Miasto najpierw zamieszkiwali Cañari, tworząc budowle z owalnych kamieni. Później dotarli tu Inkowie z Peru i obie cywilizacje żyły tutaj razem, ale Inkowie stopniowo zaczynali dominować i wprowadzać swoje prawa i rytuały. Ostatecznie miasto pochłonęła wojna między dwoma inkaskimi królami - jednym z północy i drugim z południa. Cañari się rozpierzchli i zaczęli żyć rozproszeni, a gdy pojawili się Hiszpanie, zaczęli współpracować z nimi, aby zwyciężyć z Inkami, którzy zostali zmuszeni do ucieczki do Peru.

Kompleks składa się m.in. z ruin Świątyni Słońca i Świątyni Księżyca, które u Inków zawsze występowały w parach, akweduktu, silosów do przechowywania ziarna oraz grobu oznaczonego kręgami kamieni, podobnie jak ułożone są pod ziemią ciała ludzi wokół kapłana.

Ułożenie budowli w stosunku do słońca i gwiazd bylo na tyle istotne, że co roku 21. czerwca, w dniu przesilenia słonecznego, promienie wpadały przez przejście prosto na grobowiec, oświetlając zmarłym drogę.

Inkowie mieli cztery pory roku, każda składająca się z 91 dni i zaczynająca się odpowiednio 21-dnia miesiąca rozpoczynające kolejny cykl życia, czyli 21. marca, 21. czerwca, 21. września i 21. grudnia. W te dni odbywały się specjalny ceremonie.

To, co tu widzimy to głównie kompleks religijny, zbudowany z bardziej trwałych materiałów, natomiast domy zwykłych mieszkańców (było ich ponad trzy tysiące dookoła) niestety się nie zachowały.

Nieopodal ruin znajduje się skała o nazwie Twarz Inków ze względu na jej specyficzny kształt. Przy okazji patrząc na znaki na punkcie widokowym dowiadujemy się m.in. że zjemy tu rosół :)

Stąd wyruszamy do Baños i mamy pięć i pół godziny drogi samochodem.
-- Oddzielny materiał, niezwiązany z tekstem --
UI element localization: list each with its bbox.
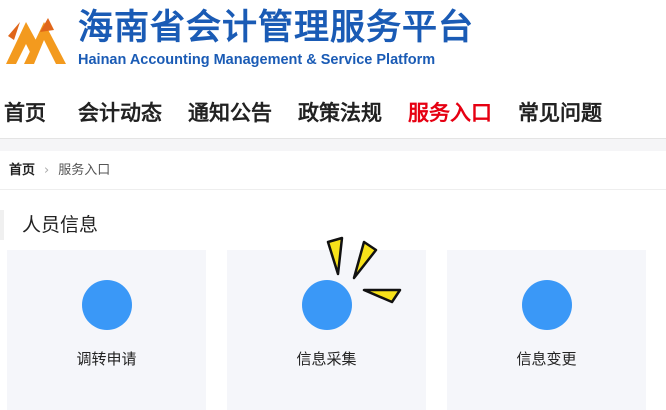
breadcrumb-divider (0, 189, 666, 190)
service-card-label: 调转申请 (76, 350, 137, 368)
nav-item-faq[interactable]: 常见问题 (518, 96, 602, 130)
service-card-label: 信息变更 (516, 350, 577, 368)
header-band (0, 139, 666, 151)
site-header: 海南省会计管理服务平台 Hainan Accounting Management… (0, 0, 666, 80)
click-highlight-icon (326, 236, 402, 304)
breadcrumb: 首页 › 服务入口 (9, 160, 110, 182)
chevron-right-icon: › (44, 163, 50, 178)
section-accent (0, 210, 4, 240)
accounting-logo-icon[interactable] (4, 14, 72, 66)
service-card-info-change[interactable]: 信息变更 (447, 250, 646, 410)
nav-item-accounting-news[interactable]: 会计动态 (78, 96, 162, 130)
service-card-label: 信息采集 (296, 350, 357, 368)
service-card-transfer[interactable]: 调转申请 (7, 250, 206, 410)
nav-item-home[interactable]: 首页 (4, 96, 46, 130)
nav-item-policies[interactable]: 政策法规 (298, 96, 382, 130)
circle-icon (82, 280, 132, 330)
nav-item-service-entry[interactable]: 服务入口 (408, 96, 492, 130)
section-title: 人员信息 (22, 214, 99, 236)
nav-item-notices[interactable]: 通知公告 (188, 96, 272, 130)
site-title-en[interactable]: Hainan Accounting Management & Service P… (78, 51, 435, 69)
site-title-cn[interactable]: 海南省会计管理服务平台 (78, 6, 474, 50)
main-nav: 首页 会计动态 通知公告 政策法规 服务入口 常见问题 (0, 96, 666, 132)
circle-icon (522, 280, 572, 330)
breadcrumb-current: 服务入口 (58, 163, 111, 178)
breadcrumb-home-link[interactable]: 首页 (9, 163, 35, 178)
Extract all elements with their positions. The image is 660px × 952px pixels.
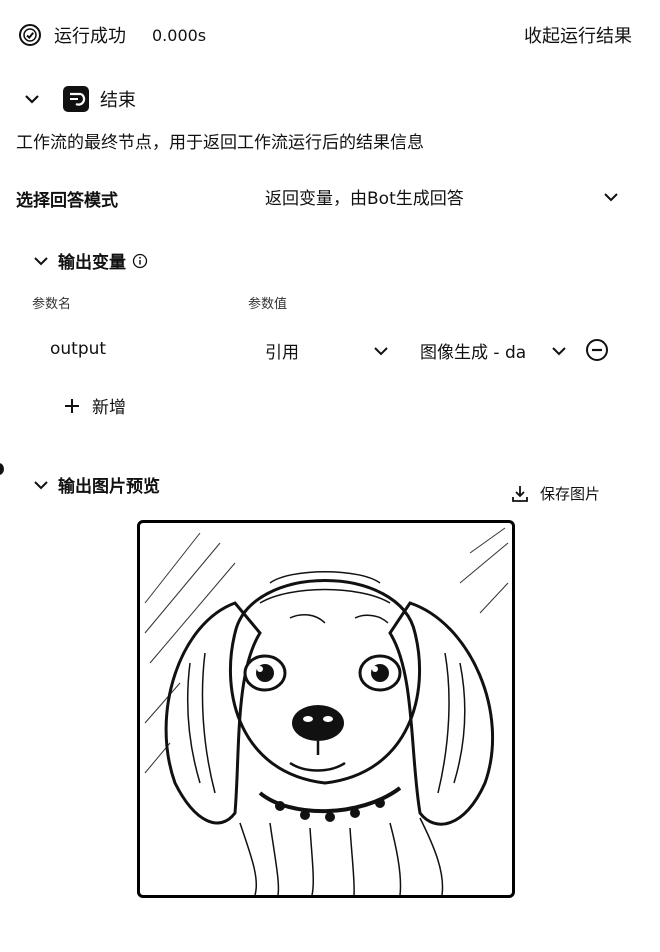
remove-row-icon[interactable] (585, 338, 609, 362)
save-image-button[interactable]: 保存图片 (510, 483, 600, 504)
chevron-down-icon[interactable] (32, 476, 50, 494)
answer-mode-select[interactable]: 返回变量，由Bot生成回答 (265, 184, 620, 209)
end-node-icon (62, 85, 90, 113)
run-duration: 0.000s (152, 25, 207, 45)
reference-value: 图像生成 - da (420, 343, 527, 363)
status-text: 运行成功 (54, 26, 126, 47)
answer-mode-value: 返回变量，由Bot生成回答 (265, 189, 464, 209)
node-header: 结束 (22, 85, 136, 113)
value-type-select[interactable]: 引用 (265, 338, 390, 363)
add-variable-label: 新增 (92, 398, 126, 418)
node-title: 结束 (100, 90, 136, 111)
image-preview-title: 输出图片预览 (58, 477, 160, 497)
output-vars-title: 输出变量 (58, 253, 126, 273)
download-icon (510, 484, 530, 504)
column-header-name: 参数名 (32, 297, 72, 312)
column-header-value: 参数值 (248, 297, 288, 312)
collapse-results-button[interactable]: 收起运行结果 (524, 22, 632, 48)
run-status: 运行成功 0.000s (18, 22, 206, 48)
edge-dot (0, 463, 4, 475)
success-check-icon (18, 23, 42, 47)
param-name-input[interactable]: output (50, 339, 106, 359)
image-preview-header: 输出图片预览 (32, 472, 160, 497)
dog-sketch-image (144, 527, 509, 895)
reference-select[interactable]: 图像生成 - da (420, 338, 568, 363)
chevron-down-icon (602, 188, 620, 206)
output-vars-header: 输出变量 (32, 248, 148, 273)
chevron-down-icon (550, 342, 568, 360)
output-image (137, 520, 515, 898)
add-variable-button[interactable]: 新增 (62, 393, 126, 418)
value-type-label: 引用 (265, 343, 299, 363)
info-icon[interactable] (132, 253, 148, 269)
node-description: 工作流的最终节点，用于返回工作流运行后的结果信息 (16, 133, 424, 153)
plus-icon (62, 396, 82, 416)
answer-mode-label: 选择回答模式 (16, 191, 118, 211)
chevron-down-icon (372, 342, 390, 360)
table-row: output 引用 图像生成 - da (0, 334, 660, 368)
save-image-label: 保存图片 (540, 485, 601, 503)
chevron-down-icon[interactable] (22, 89, 42, 109)
chevron-down-icon[interactable] (32, 252, 50, 270)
Jazda do Baños jest do bani, bo nie dość, że jedziemy krętymi górskimi drogami, miejscami szutrowymi i na dużej wysokości, to jeszcze na niektórych odcinkach jest gęsta mgła, ograniczająca widoczność do kilku metrów.

Na miejsce dojeżdżamy przed osiemnastą i od razu idziemy szukać agencji turystycznych, żeby zorganizować wycieczkę do amazońskiej dżungli licząc, że jutro już tam pojedziemy.
Rzeczywistość jest jednak bardziej skomplikowana, bo większości wycieczek, choć jest sprzedawanych tutaj, zaczyna się z oddalonego o siedem godzin każdy Lago Agria, a wyjazd stamtąd jest o dziewiątej rano, więc musielibyśmy dziś w nocy wyjechać, żeby zdążyć na czas. Po prawie sześciogodzinnej jeździe nie chcemy dziś jechać kolejnych siedmiu godzin, więc dżunglę planujemy na pojutrze.
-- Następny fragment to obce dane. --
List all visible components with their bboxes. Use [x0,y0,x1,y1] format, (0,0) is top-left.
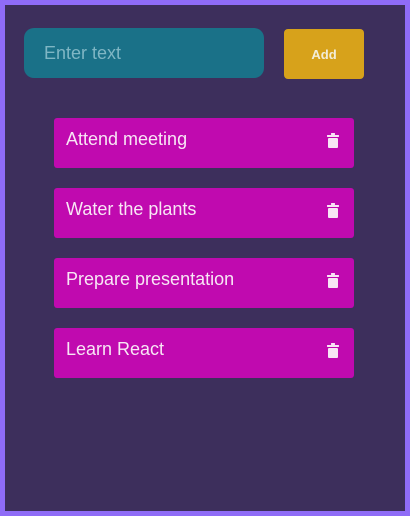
todo-item: Learn React [54,328,354,378]
todo-label: Prepare presentation [66,269,235,289]
trash-icon [327,342,339,358]
todo-label: Learn React [66,339,165,359]
add-button[interactable]: Add [284,29,364,79]
delete-button[interactable] [324,270,342,290]
trash-icon [327,272,339,288]
todo-app: Add Attend meeting Water the plants [0,0,410,516]
todo-item: Prepare presentation [54,258,354,308]
trash-icon [327,132,339,148]
todo-item: Water the plants [54,188,354,238]
delete-button[interactable] [324,130,342,150]
trash-icon [327,202,339,218]
delete-button[interactable] [324,200,342,220]
delete-button[interactable] [324,340,342,360]
todo-input[interactable] [24,28,264,78]
todo-label: Attend meeting [66,129,188,149]
todo-label: Water the plants [66,199,197,219]
todo-item: Attend meeting [54,118,354,168]
todo-list: Attend meeting Water the plants Prepare … [54,118,354,398]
Lokalne agencje za czterodniowy pobyt w dżungli z trzema noclegami biorą od $240 do $295 od osoby i oferują różne opcje noclegów w lodżach dwuosobowych, czteroosobowych i wieloosobowych, na ogół z normalnymi łóżkami, pościelą i własną łazienką. Warto dopytać się też o wielkość grupy, bo niektóre agencje potrafią na raz zabrać po czterdzieści pięć osób, a niektóre oferują mniejsze grupy, co daje większą możliwość zrelaksowania się, medytacji i obcowania z dżunglą.

Po wykupieniu wycieczki idziemy od oddalonych o sześć minut piechotką Term Dziewicy. Wstęp tutaj kosztuje $4 od osoby dorosłej.
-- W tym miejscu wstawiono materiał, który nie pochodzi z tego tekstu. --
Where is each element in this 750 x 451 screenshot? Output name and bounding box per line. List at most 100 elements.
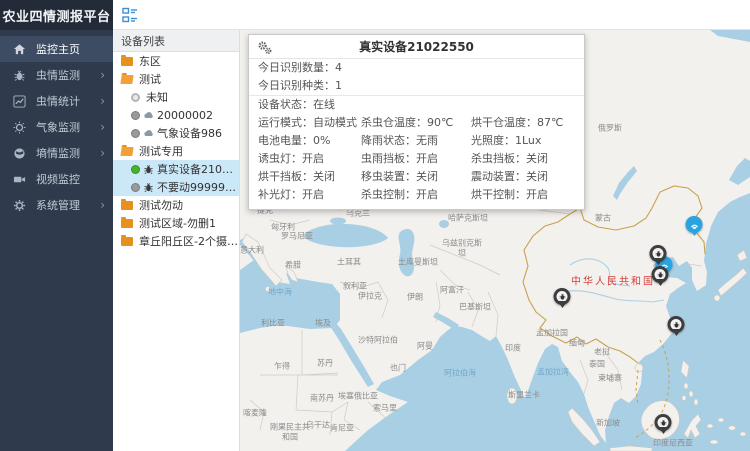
map-label-country: 斯里兰卡 [508,390,540,401]
weather-device-icon [143,110,154,121]
sidebar-item-monitor-home[interactable]: 监控主页 [0,36,113,62]
status-dot-gray [131,129,140,138]
popup-stat: 杀虫仓温度：90℃ [361,114,471,132]
map-label-china: 中华人民共和国 [571,273,655,288]
popup-stat: 烘干仓温度：87℃ [471,114,584,132]
bug-icon [557,291,568,302]
tree-device-donttouch[interactable]: 不要动99999999 [113,178,239,196]
map-label-country: 索马里 [373,403,397,414]
device-marker-weather[interactable] [686,216,703,233]
map-label-country: 南苏丹 [310,393,334,404]
app-title: 农业四情测报平台 [0,0,113,30]
chevron-right-icon: › [100,69,105,81]
tree-folder-east[interactable]: 东区 [113,52,239,70]
tree-label: 测试勿动 [139,197,183,213]
map-label-country: 埃塞俄比亚 [338,391,378,402]
popup-stat: 降雨状态：无雨 [361,132,471,150]
device-marker-insect[interactable] [655,414,672,431]
popup-stats-grid: 运行模式：自动模式 杀虫仓温度：90℃ 烘干仓温度：87℃ 电池电量：0% 降雨… [249,114,584,204]
popup-stat: 震动装置：关闭 [471,168,584,186]
map-label-sea: 孟加拉湾 [537,367,569,378]
tree-label: 真实设备21022550 [157,161,239,177]
device-marker-insect[interactable] [650,245,667,262]
tree-label: 测试 [139,71,161,87]
map-label-country: 老挝 [594,347,610,358]
bug-icon [653,248,664,259]
folder-open-icon [120,75,133,84]
device-list-header: 设备列表 [113,30,239,52]
popup-header: 真实设备21022550 [249,35,584,59]
tree-label: 测试区域-勿删1 [139,215,216,231]
sidebar-item-label: 视频监控 [36,171,105,187]
chevron-right-icon: › [100,121,105,133]
tree-item-unknown[interactable]: 未知 [113,88,239,106]
tree-device-weather986[interactable]: 气象设备986 [113,124,239,142]
gears-settings-icon[interactable] [257,40,272,55]
map-label-country: 利比亚 [261,318,285,329]
device-marker-insect[interactable] [668,316,685,333]
status-dot-gray [131,111,140,120]
chevron-right-icon: › [100,147,105,159]
tree-folder-zhangqiu[interactable]: 章丘阳丘区-2个摄像头 [113,232,239,250]
map-label-country: 刚果民主共和国 [267,422,313,441]
insect-device-icon [143,164,154,175]
device-marker-insect[interactable] [554,288,571,305]
folder-open-icon [120,147,133,156]
map-label-country: 土库曼斯坦 [398,257,438,268]
sidebar-item-video-monitor[interactable]: 视频监控 [0,166,113,192]
tree-folder-test[interactable]: 测试 [113,70,239,88]
map-label-country: 希腊 [285,260,301,271]
map-label-country: 蒙古 [595,213,611,224]
tree-folder-test-special[interactable]: 测试专用 [113,142,239,160]
map-label-country: 阿富汗 [440,285,464,296]
tree-label: 未知 [146,89,168,105]
map-label-country: 孟加拉国 [536,328,568,339]
tree-folder-test-area[interactable]: 测试区域-勿删1 [113,214,239,232]
map-label-country: 喀麦隆 [243,408,267,419]
gear-icon [12,198,26,212]
popup-stat-count: 今日识别数量：4 [249,59,584,77]
tree-label: 不要动99999999 [157,179,239,195]
tree-label: 章丘阳丘区-2个摄像头 [139,233,239,249]
map-label-country: 乍得 [274,361,290,372]
map-label-country: 罗马尼亚 [281,231,313,242]
sidebar-item-insect-stats[interactable]: 虫情统计 › [0,88,113,114]
tree-device-real-21022550[interactable]: 真实设备21022550 [113,160,239,178]
globe-icon [12,146,26,160]
sidebar-item-system-admin[interactable]: 系统管理 › [0,192,113,218]
device-info-popup: 真实设备21022550 今日识别数量：4 今日识别种类：1 设备状态：在线 运… [248,34,585,210]
bug-icon [658,417,669,428]
map-label-country: 缅甸 [569,338,585,349]
popup-stat: 虫雨挡板：开启 [361,150,471,168]
status-dot-gray [131,183,140,192]
popup-stat: 诱虫灯：开启 [258,150,361,168]
sidebar-item-label: 虫情统计 [36,93,100,109]
popup-device-status: 设备状态：在线 [249,96,584,114]
map-label-country: 印度尼西亚 [653,438,693,449]
device-marker-insect[interactable] [652,266,669,283]
popup-stat-types: 今日识别种类：1 [249,77,584,95]
sidebar-item-label: 系统管理 [36,197,100,213]
folder-icon [121,201,133,210]
weather-device-icon [143,128,154,139]
sidebar-item-insect-monitor[interactable]: 虫情监测 › [0,62,113,88]
tree-toggle-icon[interactable] [122,7,138,23]
popup-stat: 运行模式：自动模式 [258,114,361,132]
bug-icon [671,319,682,330]
bug-icon [12,68,26,82]
tree-device-20000002[interactable]: 20000002 [113,106,239,124]
tree-folder-test-nomove[interactable]: 测试勿动 [113,196,239,214]
tree-label: 测试专用 [139,143,183,159]
chevron-right-icon: › [100,199,105,211]
map-label-country: 哈萨克斯坦 [448,213,488,224]
chevron-right-icon: › [100,95,105,107]
sun-icon [12,120,26,134]
home-icon [12,42,26,56]
topbar [113,0,750,30]
map-label-country: 柬埔寨 [598,373,622,384]
popup-stat: 光照度：1Lux [471,132,584,150]
sidebar-item-weather-monitor[interactable]: 气象监测 › [0,114,113,140]
sidebar-item-soil-monitor[interactable]: 墒情监测 › [0,140,113,166]
sidebar-item-label: 虫情监测 [36,67,100,83]
map-label-country: 乌兹别克斯坦 [439,238,485,257]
Jest to kompleks pięknie usytuowanych basenów termalnych, każdy o różnej temperaturze wody. Można stąd podziwiać ogromny wodospad oraz panoramę miasta.

Na koniec jeszcze tylko szybka kolacja i spacerkiem wracamy do naszego domku.

Dzień 14: Dziewięc godzin jazdy do Lago Agrio

Większość tego dnia niestety spędzimy na jeździe samochodem do Lago Agrio, gdzie mamy ostatni nocleg przed dżunglą.

Jedziemy jedynie na Rękę Pachamamy, czyli Rękę Matki Ziemi na wzgórzu nad miastem. Okazuje się, że ma ona jednak dwie ręce i serce, a wstęp na obie   kosztuje $7.

Znajduje się tu taras widokowy ze szklanym mostem, dodatkowo płatna trzydziestometrowa huśtawka z widokiem na miasto za $20 oraz mostek nad przepaścią, przez który przechodzi się z instruktorem w uprzęży przypiętej do liny.

Jadąc nieco wyżej samochodem mijamy jakieś plantacje i nie chcemy ryzykować zobaczenia czegoś, co mogłoby mieć jakieś niemiłe konsekwencje, więc zjeżdżamy na dół do miasta i wyruszamy w ośmiogodzinną drogę w kierunku amazońskiej dżungli.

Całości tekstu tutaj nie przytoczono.